Understanding of population-level data of mental health and wellbeing can shape public policy and practices in the future for better aggregate outcomes.
Mental wellbeing is a complex topic. A person’s mental wellbeing is not purely a factor of hardwired biology; it is also heavily influenced by life circumstances and experiences. Therefore, when we talk about improving mental wellbeing in populations, it is not enough to focus on medical treatments and support groups. We must also understand the factors that contribute to mental wellbeing on a more macro level.
Existing research shows that social, economic, or environmental factors that may contribute to poor mental health. However, a lack of data at the population level limits what we know about mental health at the community, state, and even national levels. As a result, we are not able to understand mental health across samples of broad populations that include the range from normal to clinical dysfunction.
Sapien Labs’ Mental Health Million Project is designed to address these and other data gaps. Using the Mental Health Quotient (MHQ), a powerful tool to understand overall mental wellbeing from clinical symptoms to positive aspects of mental function, we ask questions about a person’s demographics and life experiences. We are then able to build a dataset and analyze which social, economic, geographic, and other environmental factors contribute to population-level mental health.

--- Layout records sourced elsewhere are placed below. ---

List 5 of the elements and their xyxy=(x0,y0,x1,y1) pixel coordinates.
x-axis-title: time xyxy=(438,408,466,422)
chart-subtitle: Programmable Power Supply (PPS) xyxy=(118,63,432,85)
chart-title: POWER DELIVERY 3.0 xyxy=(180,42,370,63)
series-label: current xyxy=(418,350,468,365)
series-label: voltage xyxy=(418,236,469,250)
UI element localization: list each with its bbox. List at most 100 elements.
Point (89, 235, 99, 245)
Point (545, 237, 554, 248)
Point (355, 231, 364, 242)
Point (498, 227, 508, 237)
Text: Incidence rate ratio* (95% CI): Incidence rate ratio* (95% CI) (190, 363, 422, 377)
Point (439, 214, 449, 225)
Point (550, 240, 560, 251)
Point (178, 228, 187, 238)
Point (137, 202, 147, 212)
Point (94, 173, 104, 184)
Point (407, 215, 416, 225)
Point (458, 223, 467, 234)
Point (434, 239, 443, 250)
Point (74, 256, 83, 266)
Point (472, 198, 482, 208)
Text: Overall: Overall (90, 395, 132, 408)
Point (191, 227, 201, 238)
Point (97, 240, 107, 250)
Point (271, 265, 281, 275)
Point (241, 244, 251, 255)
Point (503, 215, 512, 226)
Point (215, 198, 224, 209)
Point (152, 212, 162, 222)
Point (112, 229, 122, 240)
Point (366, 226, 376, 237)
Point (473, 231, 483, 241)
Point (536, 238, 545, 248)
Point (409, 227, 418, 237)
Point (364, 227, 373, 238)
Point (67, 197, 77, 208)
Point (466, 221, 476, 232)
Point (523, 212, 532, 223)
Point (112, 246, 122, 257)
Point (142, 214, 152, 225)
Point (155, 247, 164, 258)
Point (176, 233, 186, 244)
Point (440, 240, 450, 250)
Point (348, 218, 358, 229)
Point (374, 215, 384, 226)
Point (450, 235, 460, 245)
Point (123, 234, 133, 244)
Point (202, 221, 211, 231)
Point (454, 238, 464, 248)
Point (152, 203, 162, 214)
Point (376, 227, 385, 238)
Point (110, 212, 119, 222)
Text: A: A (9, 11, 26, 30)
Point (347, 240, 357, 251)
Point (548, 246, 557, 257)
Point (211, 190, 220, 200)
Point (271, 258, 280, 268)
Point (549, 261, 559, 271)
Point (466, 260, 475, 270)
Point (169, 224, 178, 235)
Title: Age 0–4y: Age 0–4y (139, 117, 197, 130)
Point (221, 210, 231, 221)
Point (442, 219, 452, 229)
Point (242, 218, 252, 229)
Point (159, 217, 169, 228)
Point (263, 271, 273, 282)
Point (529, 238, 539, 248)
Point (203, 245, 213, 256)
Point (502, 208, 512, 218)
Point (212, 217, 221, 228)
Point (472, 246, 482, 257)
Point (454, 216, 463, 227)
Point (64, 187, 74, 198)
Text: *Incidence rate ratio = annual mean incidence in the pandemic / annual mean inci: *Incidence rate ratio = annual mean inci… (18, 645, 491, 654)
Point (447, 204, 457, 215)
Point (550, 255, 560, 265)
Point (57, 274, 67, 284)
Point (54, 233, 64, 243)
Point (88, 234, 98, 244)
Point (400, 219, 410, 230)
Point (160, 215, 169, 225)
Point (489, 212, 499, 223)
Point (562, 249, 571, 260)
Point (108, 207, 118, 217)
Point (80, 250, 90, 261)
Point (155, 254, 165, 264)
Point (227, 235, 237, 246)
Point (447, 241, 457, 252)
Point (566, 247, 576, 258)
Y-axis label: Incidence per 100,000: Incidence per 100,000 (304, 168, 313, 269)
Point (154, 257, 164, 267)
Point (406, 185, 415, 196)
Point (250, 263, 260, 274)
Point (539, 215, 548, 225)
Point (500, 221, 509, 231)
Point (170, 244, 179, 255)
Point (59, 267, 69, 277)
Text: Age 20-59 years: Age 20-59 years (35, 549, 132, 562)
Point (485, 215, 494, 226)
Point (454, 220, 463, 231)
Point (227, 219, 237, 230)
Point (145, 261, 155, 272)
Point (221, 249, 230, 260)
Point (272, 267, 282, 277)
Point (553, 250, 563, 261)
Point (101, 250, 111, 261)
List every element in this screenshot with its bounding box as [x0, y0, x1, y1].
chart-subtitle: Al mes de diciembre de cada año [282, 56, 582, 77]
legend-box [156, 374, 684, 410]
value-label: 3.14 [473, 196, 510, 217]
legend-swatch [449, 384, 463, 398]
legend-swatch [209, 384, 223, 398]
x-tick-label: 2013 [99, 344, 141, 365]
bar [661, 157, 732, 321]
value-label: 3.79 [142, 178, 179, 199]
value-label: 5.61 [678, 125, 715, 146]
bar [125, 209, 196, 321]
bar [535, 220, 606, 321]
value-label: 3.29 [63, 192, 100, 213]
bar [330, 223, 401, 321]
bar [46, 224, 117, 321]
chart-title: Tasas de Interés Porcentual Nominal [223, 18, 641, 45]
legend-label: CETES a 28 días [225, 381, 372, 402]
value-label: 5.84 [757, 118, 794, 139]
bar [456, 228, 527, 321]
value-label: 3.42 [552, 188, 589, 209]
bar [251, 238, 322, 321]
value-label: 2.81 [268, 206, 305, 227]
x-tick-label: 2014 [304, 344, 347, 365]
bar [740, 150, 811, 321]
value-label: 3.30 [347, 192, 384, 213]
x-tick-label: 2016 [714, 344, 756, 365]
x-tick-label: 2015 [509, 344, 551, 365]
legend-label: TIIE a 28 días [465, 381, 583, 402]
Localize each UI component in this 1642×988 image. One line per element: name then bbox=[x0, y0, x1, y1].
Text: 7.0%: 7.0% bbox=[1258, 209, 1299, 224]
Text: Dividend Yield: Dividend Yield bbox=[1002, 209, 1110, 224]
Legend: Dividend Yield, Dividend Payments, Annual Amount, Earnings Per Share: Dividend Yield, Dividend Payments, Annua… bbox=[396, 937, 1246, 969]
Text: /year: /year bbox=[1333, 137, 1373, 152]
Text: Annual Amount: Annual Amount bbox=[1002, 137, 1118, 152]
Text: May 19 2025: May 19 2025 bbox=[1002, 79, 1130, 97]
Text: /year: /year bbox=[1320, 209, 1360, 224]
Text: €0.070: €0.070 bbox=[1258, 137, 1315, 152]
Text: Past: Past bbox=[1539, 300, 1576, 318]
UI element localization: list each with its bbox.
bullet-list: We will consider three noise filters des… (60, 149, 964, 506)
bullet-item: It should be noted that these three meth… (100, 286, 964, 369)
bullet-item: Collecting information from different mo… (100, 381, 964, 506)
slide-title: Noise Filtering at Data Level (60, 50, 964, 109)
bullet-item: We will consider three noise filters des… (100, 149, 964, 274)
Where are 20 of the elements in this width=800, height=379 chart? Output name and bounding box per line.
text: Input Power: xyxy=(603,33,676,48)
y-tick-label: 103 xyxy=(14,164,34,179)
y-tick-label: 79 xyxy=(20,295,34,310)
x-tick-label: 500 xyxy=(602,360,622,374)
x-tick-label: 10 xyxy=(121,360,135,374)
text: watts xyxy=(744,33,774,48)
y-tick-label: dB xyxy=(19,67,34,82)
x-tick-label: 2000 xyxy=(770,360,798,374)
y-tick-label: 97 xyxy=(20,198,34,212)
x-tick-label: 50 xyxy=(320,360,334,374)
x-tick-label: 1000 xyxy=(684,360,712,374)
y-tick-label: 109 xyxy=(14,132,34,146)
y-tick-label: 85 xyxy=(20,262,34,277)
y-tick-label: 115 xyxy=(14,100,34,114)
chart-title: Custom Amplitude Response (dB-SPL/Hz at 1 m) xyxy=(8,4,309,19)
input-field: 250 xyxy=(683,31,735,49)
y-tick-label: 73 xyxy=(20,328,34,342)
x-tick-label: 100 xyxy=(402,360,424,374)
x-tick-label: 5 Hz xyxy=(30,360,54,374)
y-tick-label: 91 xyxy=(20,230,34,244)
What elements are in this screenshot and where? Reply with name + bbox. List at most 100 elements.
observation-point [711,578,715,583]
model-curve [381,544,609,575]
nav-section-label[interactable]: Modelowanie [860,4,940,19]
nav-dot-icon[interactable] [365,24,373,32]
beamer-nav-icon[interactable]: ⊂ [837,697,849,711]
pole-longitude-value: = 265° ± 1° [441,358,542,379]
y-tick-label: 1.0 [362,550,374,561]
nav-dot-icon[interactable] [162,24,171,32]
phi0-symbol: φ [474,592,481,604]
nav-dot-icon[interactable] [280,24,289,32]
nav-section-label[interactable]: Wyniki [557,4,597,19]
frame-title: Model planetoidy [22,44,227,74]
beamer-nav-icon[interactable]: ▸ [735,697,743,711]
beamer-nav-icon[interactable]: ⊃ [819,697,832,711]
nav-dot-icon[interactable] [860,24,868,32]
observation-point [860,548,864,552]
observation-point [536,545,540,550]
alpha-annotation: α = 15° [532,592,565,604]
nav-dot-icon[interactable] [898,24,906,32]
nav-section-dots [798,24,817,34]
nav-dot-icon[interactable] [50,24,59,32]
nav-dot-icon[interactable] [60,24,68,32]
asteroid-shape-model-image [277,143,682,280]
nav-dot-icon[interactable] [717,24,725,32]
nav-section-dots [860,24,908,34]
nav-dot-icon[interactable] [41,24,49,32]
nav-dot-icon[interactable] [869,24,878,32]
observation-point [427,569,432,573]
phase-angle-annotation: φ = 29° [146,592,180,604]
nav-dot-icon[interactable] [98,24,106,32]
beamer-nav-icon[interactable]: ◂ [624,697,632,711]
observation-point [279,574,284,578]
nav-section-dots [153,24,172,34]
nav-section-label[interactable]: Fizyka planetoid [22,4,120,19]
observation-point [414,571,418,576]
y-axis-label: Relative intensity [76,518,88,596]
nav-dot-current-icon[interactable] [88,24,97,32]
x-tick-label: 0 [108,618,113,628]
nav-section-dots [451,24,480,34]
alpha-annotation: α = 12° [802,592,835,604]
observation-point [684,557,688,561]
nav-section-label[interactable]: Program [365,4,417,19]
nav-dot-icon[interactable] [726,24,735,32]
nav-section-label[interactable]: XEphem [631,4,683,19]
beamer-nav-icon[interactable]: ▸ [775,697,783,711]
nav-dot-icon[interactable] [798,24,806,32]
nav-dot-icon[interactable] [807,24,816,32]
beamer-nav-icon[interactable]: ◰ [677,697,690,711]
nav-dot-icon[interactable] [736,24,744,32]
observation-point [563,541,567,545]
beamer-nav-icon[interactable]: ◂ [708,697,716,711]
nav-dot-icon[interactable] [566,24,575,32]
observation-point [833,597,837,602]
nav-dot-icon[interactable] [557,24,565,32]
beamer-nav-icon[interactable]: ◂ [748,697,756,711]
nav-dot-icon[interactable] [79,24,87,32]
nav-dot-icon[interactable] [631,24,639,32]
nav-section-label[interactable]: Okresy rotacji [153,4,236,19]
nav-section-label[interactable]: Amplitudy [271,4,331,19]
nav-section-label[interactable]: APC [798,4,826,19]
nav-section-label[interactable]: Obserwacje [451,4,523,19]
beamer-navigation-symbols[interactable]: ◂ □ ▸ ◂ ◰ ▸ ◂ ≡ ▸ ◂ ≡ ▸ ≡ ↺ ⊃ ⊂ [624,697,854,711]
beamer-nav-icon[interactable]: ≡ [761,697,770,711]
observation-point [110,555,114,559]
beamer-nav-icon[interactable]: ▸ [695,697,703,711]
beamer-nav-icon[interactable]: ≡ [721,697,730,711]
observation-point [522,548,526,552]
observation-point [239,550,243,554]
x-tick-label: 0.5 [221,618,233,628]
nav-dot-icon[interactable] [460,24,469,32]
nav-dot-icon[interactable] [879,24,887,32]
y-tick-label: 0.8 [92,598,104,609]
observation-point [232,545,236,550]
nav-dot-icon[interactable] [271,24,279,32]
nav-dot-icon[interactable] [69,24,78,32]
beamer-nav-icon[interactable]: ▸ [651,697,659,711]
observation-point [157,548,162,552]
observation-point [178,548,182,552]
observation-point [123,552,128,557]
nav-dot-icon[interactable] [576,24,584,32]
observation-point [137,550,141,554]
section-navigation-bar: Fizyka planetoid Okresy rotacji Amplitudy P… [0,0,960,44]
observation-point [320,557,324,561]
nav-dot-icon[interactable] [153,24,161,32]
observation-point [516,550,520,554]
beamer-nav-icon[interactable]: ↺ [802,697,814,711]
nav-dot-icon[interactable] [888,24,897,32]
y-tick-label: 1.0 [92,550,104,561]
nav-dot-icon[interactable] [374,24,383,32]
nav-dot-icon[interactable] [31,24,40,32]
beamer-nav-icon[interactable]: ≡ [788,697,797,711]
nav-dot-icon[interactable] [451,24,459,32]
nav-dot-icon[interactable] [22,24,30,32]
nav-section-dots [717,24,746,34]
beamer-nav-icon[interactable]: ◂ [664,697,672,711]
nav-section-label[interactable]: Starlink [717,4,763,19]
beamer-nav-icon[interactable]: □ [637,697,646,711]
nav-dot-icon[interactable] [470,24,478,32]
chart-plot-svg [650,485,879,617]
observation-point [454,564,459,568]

Why Do We Need Population-Level Data?
Unlike many individual assessments, tools that collect population data ask critical questions about the social determinants of health. Social determinants of health (SDOH) are the conditions surrounding where a person lives, learns, works, and plays that can shape a person’s health and wellbeing. The diagram on the left, from Healthy People 2020, shows examples of SDOH factors that can impact health outcomes.
For example, multiple studies have shown that a person’s neighborhood can impact mental wellbeing. Neighborhoods with high noise levels, poor quality housing, and limited green space can all negatively affect mental wellbeing. Some communities, such as Joplin, Missouri, have intentionally incorporated more green space in their redevelopment plans to improve mental health outcomes in the community.
With more information about the social determinants of health, policymakers can design policies and programs to improve the wellbeing of entire communities.
Population data also allows policymakers to get creative with their solutions. For instance, say the MHQ finds that a group of occupations is associated with a higher risk for certain mental disorders. As a response, policymakers can create programs for these that can reduce the effect of the primary stressors related to their mental wellbeing. For example, there are programs available for child welfare workers to help them cope with secondary traumatic stress (STS). STS occurs when a person is repeatedly exposed to someone else’s traumatic experience.
Population data also gives us insight into factors that strengthen mental health in communities. Most diagnostic tools focus on a person’s negative symptoms, such as sadness, exhaustion, or trouble concentrating. However, individuals also have strengths that they can build on to improve their mental health, and the same is true for communities. Without information about both challenges and strengths, policymakers may miss the opportunity to develop strengths-based programs that promote wellbeing.
The U.S. and other nations have a long history of using population data to improve the physical health and safety of residents. Seatbelt laws and anti-smoking campaigns successfully used population data to change people’s health behaviors on a national scale.
States have also used this type of data to address behavioral health issues. For instance, researchers in Colorado used population data to address the effect of the opioid crisis on rural communities. The analysis resulted in a new program called IT MATTRS. IT MATTRS provides training to rural healthcare professionals about medication-assisted treatment. Also, information about substance abuse resources in rural areas was placed on coasters at bars, bookmarks from the library, and church inserts in order to reach as many people as possible.
As Sapien Labs collects additional data, we will be able to analyze mental health and wellbeing through the lenses of age, gender, geography, occupation, aspects of life experience, and more. The data can help us understand the factors related to mental health and wellbeing from multiple angles. With this information, policymakers and community leaders can create robust policies to improve mental health on a global scale.